I am actually a member of "team skillet sear" over charcoal grilling for steak cuts, but I don't know if I buy this. A charcoal fire, made correctly, is cooking in the range of 600+ F temperature as opposed to 450-550 F in a pan sear situation. Sure, smoke contains water, and water is no friend to the Maillard reaction, but the added heat of charcoal cooking certainly must make up for any broken N-glycosylations by adding superheated steam and the recycled flavor compounds that come from drippings. I can't imagine that 5 minutes a side at 600 F is leeching away flavor compounds from the meat, especially since the flow of moisture would be from the meat, internal moisture coming outward, not smoke moisture flowing inward.
I think that the advantages of the pan sear are the flavor addition from fat as the cooking medium (flavor AND conduction of heat), and the even and direct physical contact with the meat surface from hot metal (as opposed to just the grill grates, which are probably 600-700 F). I mean, I can't argue that the reactions you lay out are producing water vapor, I just don't really think that's why searing results in better steaks.
Have you ever heard of the "face test" for doneness? Earlobe is rare, cheek is medium rare, side of your nose is medium and anything else is hardheaded.
And for pete's sake, CAST IRON not steel!
Cast iron is good, but you cannot build a pan sauce in cast iron. And all those yummy brown bits left at the bottom of the pan can be taken up with the addition of butter, red wine or brandy and time to deglaze the pan.

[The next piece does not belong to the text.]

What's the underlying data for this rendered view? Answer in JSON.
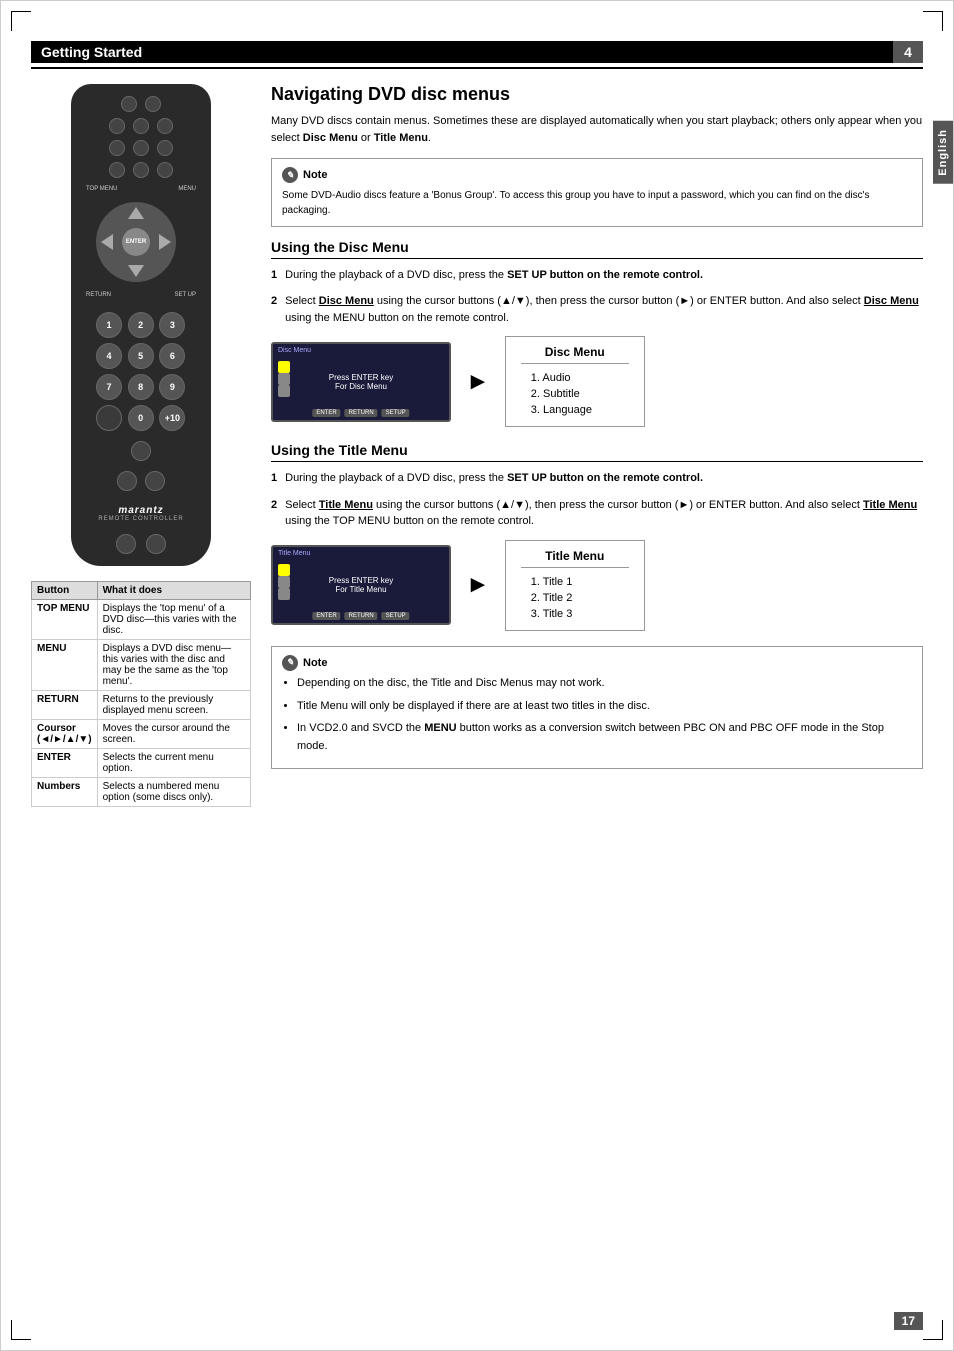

Well, when you pan sear a steak, you get a crust. This nicely crackled and caramelized surface from where the meat was in the pan. With grilling, that crust isn't present. A lot of it gets washed away by both the steam hitting the meat and the fat dripping down. Leaving you with grill marks and these pale bands. The fat used in the pan does factor into the flavor and mouth feel of the meat, but even if you dry seared the pan (something I only suggest if you can quickly manipulate the meat to keep it from sticking), there's still a lot more flavor and a better developed crust on the meat.
Or maybe I should run taste tests?
I realized I never got back here to comment. Thanks for this great article. It is really helpful. I have some really nice non-stick pans that I can put into the oven. They aren't stainless steel or cast iron. It is the Cuisinart's Green Gourmet line.
Have you seen these? I'll try cooking my steak this way next time.
I am the #2 rated Chef in my city. You can have the best of both worlds. First you place a saute pan or sizzle pan in your preheated oven 400-500 degrees works great. Then on your very hot grill put the grill marks on your steak cooking to 3/4's of the way. Slap that steak in the oven to finish and get that yummy caramelized surface.